La pobre estaba hecha jirones, destrozada por los balazos y la metralla, pero aquellos jirones seguían sosteniéndose los unos a los otros. 
Igual que nosotros-pensé- igual que nosotros.

A la mañana siguiente entrábamos en el puerto de Corcubión. 
Había decenas de personas en el muelle, subidas a las murallas y encaramadas a los palos de los navíos atracados y los vítores y los aplausos se podían oír por encima del sonido de las olas, eran nuestros compatriotas que, enterados de los sucesos, nos recibían como a héroes. 
El Capitán por fin podría dormir tranquilo ya que la plata quedaría a resguardo y su misión y la de su barco estaba cumplida.
Y encima el "Glorioso" se había convertido en azote y escarnio de la Armada Inglesa.

Fueron muy gratos aquellos días en Galicia, llenos de trabajo reparando el barco pero llenos también de orgullo en cada tabla que claveteábamos. 

En popa los ventanales se cambiaron por paneles de buena madera, se apañó un bauprés de otro barco, se reparó la verga rota, se recosieron las velas y, por supuesto, nuestra bandera que con aquellos parches y costuras estaba, aunque no lo parezca, más bonita todavía.

También nos recuperábamos los hombres, que buena falta nos hacía a todos y se alistaron algunos nuevos tripulantes y además de pasajero para la siguiente travesía, embarcó en el "Glorioso" un pintor que había retratado al mismo rey y era muy querido y famoso en toda España.
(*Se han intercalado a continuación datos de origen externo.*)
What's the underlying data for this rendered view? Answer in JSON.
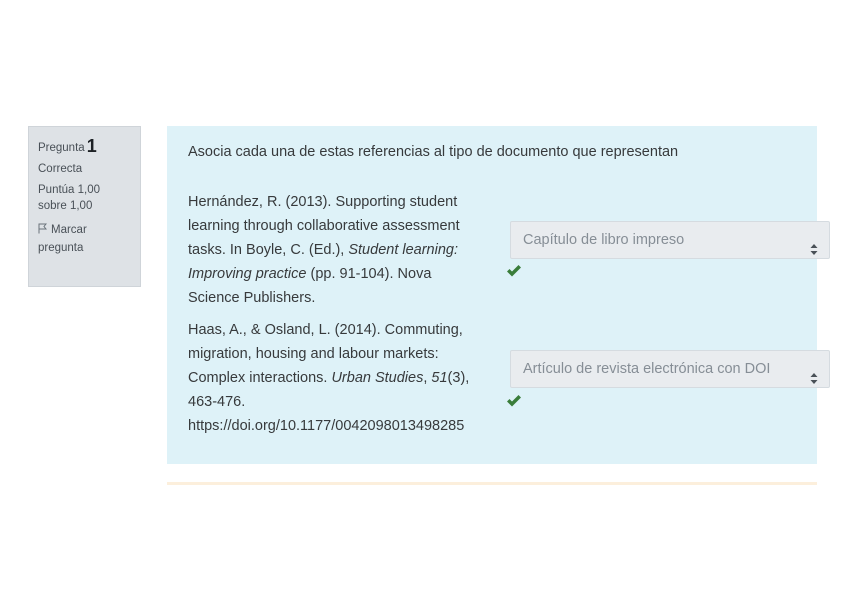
{
  "info": {
    "question_label": "Pregunta",
    "question_number": "1",
    "state": "Correcta",
    "grade_line1": "Puntúa 1,00",
    "grade_line2": "sobre 1,00",
    "flag_line1": "Marcar",
    "flag_line2": "pregunta",
    "flag_icon": "flag-icon"
  },
  "question": {
    "text": "Asocia cada una de estas referencias al tipo de documento que representan",
    "items": [
      {
        "lines": [
          "Hernández, R. (2013). Supporting student",
          "learning through collaborative assessment",
          "tasks. In Boyle, C. (Ed.), ",
          "Student learning:",
          "Improving practice",
          " (pp. 91-104). Nova",
          "Science Publishers."
        ],
        "selected": "Capítulo de libro impreso",
        "feedback_icon": "check-icon"
      },
      {
        "lines": [
          "Haas, A., & Osland, L. (2014). Commuting,",
          "migration, housing and labour markets:",
          "Complex interactions. ",
          "Urban Studies",
          ", ",
          "51",
          "(3),",
          "463-476.",
          "https://doi.org/10.1177/0042098013498285"
        ],
        "selected": "Artículo de revista electrónica con DOI",
        "feedback_icon": "check-icon"
      }
    ]
  },
  "colors": {
    "content_bg": "#def2f8",
    "info_bg": "#dee2e6",
    "check": "#3a7d3a",
    "select_bg": "#e9ecef"
  }
}
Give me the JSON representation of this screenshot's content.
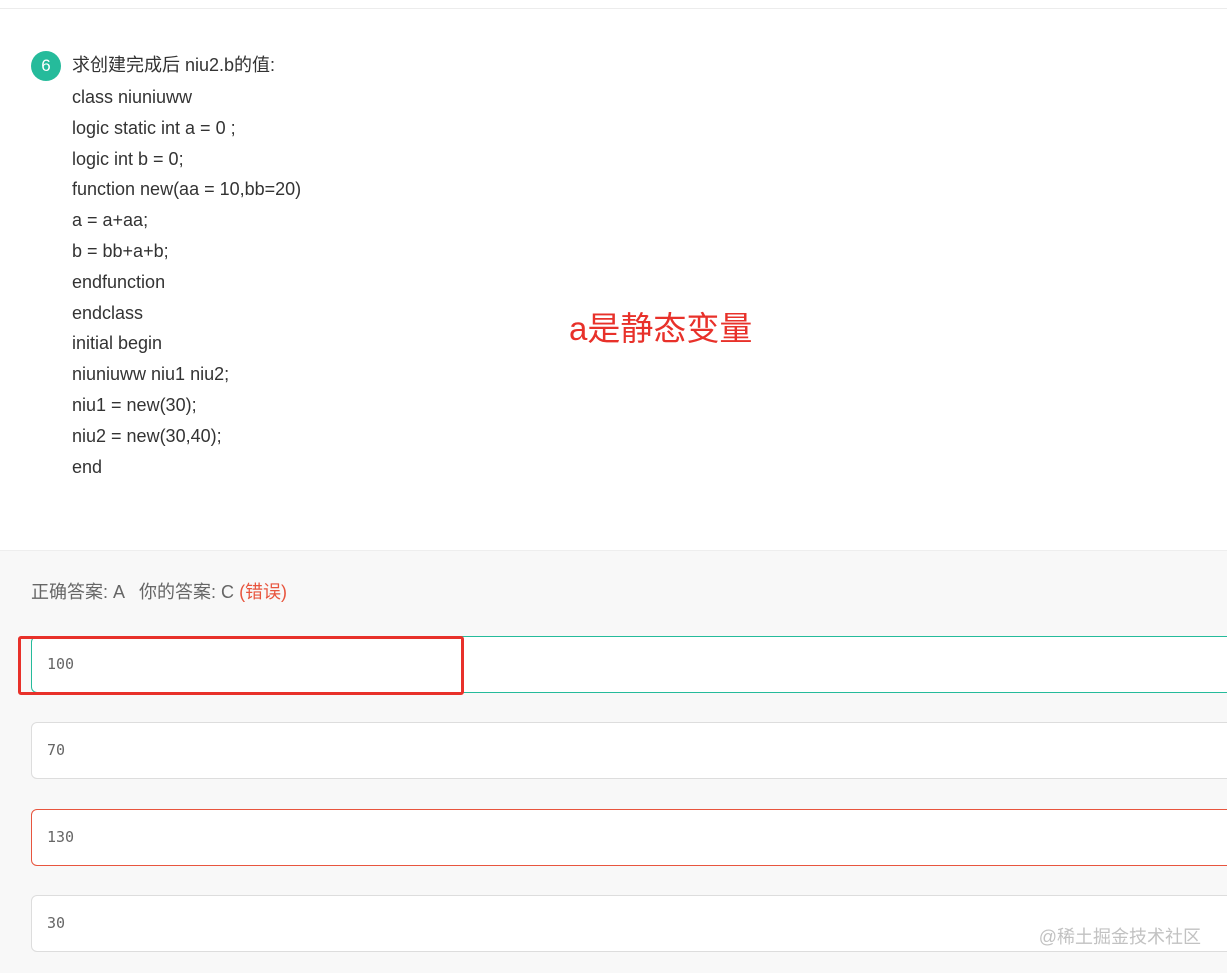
{
  "question": {
    "number": "6",
    "title": "求创建完成后 niu2.b的值:",
    "code_lines": [
      "class niuniuww",
      "logic static int a = 0 ;",
      "logic int b = 0;",
      "function new(aa = 10,bb=20)",
      "a = a+aa;",
      "b = bb+a+b;",
      "endfunction",
      "endclass",
      "initial begin",
      "niuniuww niu1 niu2;",
      "niu1 = new(30);",
      "niu2 = new(30,40);",
      "end"
    ]
  },
  "annotation": "a是静态变量",
  "answer": {
    "correct_label": "正确答案: A",
    "your_label": "你的答案: C",
    "wrong_tag": "(错误)"
  },
  "options": [
    {
      "value": "100",
      "state": "correct"
    },
    {
      "value": "70",
      "state": "neutral"
    },
    {
      "value": "130",
      "state": "wrong"
    },
    {
      "value": "30",
      "state": "neutral"
    }
  ],
  "watermark": "@稀土掘金技术社区",
  "colors": {
    "accent_green": "#25bb9b",
    "error_red": "#e8553e",
    "annotation_red": "#e8312a"
  }
}
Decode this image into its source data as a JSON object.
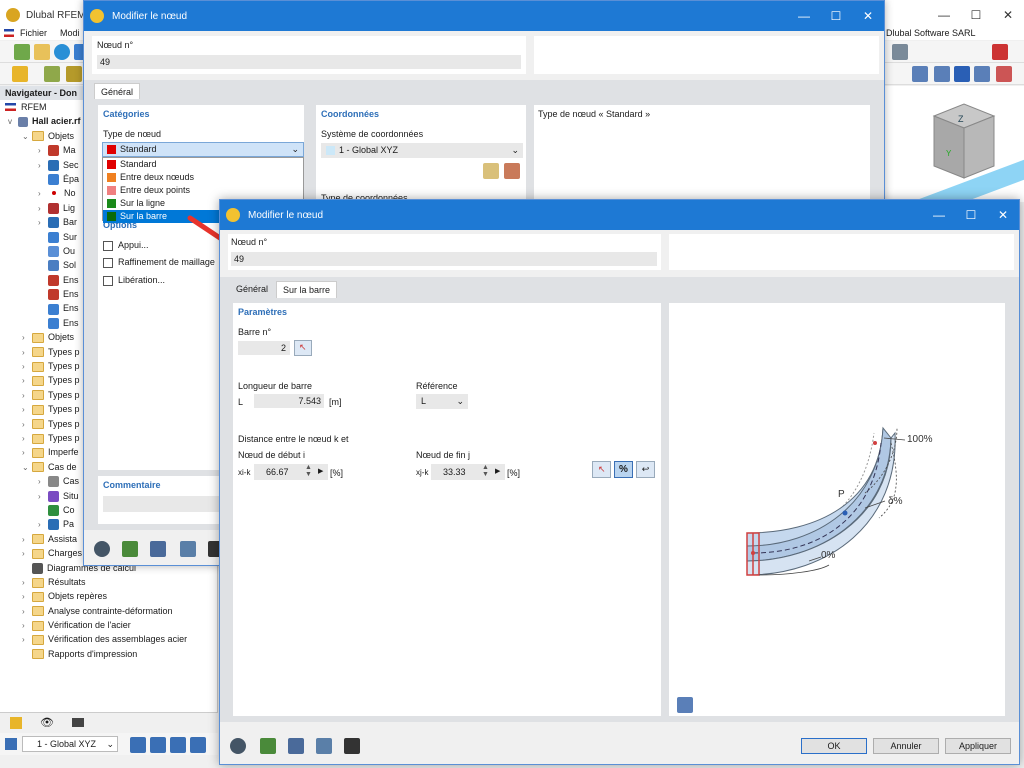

Así, tras las reparaciones pertinentes, con la dotación recuperada y el barco medio en condiciones, repuestas la pólvora y las balas en la santa bárbara, la comida y el agua en las bodegas y con mucha, muchísima pena en los corazones, nos despedimos de Corcubión y emprendimos la travesía.
Nada más abandonar el puerto y en vista de los vientos, que al fin y al cabo son los que mandan el el mar, el Capitán ordenó poner rumbo sur, directos a Cádiz, pero eso sí, alejados de la peligrosa y hostil costa portuguesa que se había convertido en el patio trasero de los ingleses.

Todo fue como la seda hasta el diecisiete de octubre. 

Estábamos a la altura del Cabo de San Vicente, de nuevo a cuatro pasos de la meta, cuando cuatro fragatas inglesas nos avistaron y se arrojaron sobre nuestro barco como lobos hambrientos. 
Y eso que en las bodegas solamente llevábamos el lastre.
Aunque, aquella vez, sospechaba que no era la avaricia del oro indiano lo que empujaba las velas inglesas, sino la venganza. 
El Capitán tenía razón y el vapuleo recibido por sus barcos, en proporción de tres a uno, le había escocido a la "Navy" como la sal gorda escocía sobre una herida abierta.
Nos habían declarado en busca y captura y les daba lo mismo que vivos o muertos a los hideputas.

Aquellas cuatro fragatas eran solo el principio, todos sospechábamos que, como buitres hambrientos, acudirían más y más barcos hasta que acabasen con nosotros.

¡Pues allí estábamos...!

Aquello debió pensar el Capitán, porque ordenó que se izase el pabellón de guerra, antes llevábamos uno mercante y extranjero para despistar, que en el mar ya se sabe: camarón que se duerme... 
Nada más subir el Estandarte de España a lo alto del palo, De la Cerda ordenó que se abriese fuego contra la fragata inglesa más cercana:

¡BBBRRROOUUUMMMMMMMMMMMMM!

Los cañones del "Glorioso" cantaron todos a la vez y el coro inglés consecuente resultó tan glorioso como el nombre de nuestro barco. 
La fragata quedó envuelta entre humo y lamentos, se le partió el Mayor y saltaron trocitos rojos por todas partes.
Al tiempo, por nuestra banda contraria, retumbaba la andanada disparada desde aquel lado.
Luego respondieron los ingleses y el humo y la locura nos envolvió de a todos.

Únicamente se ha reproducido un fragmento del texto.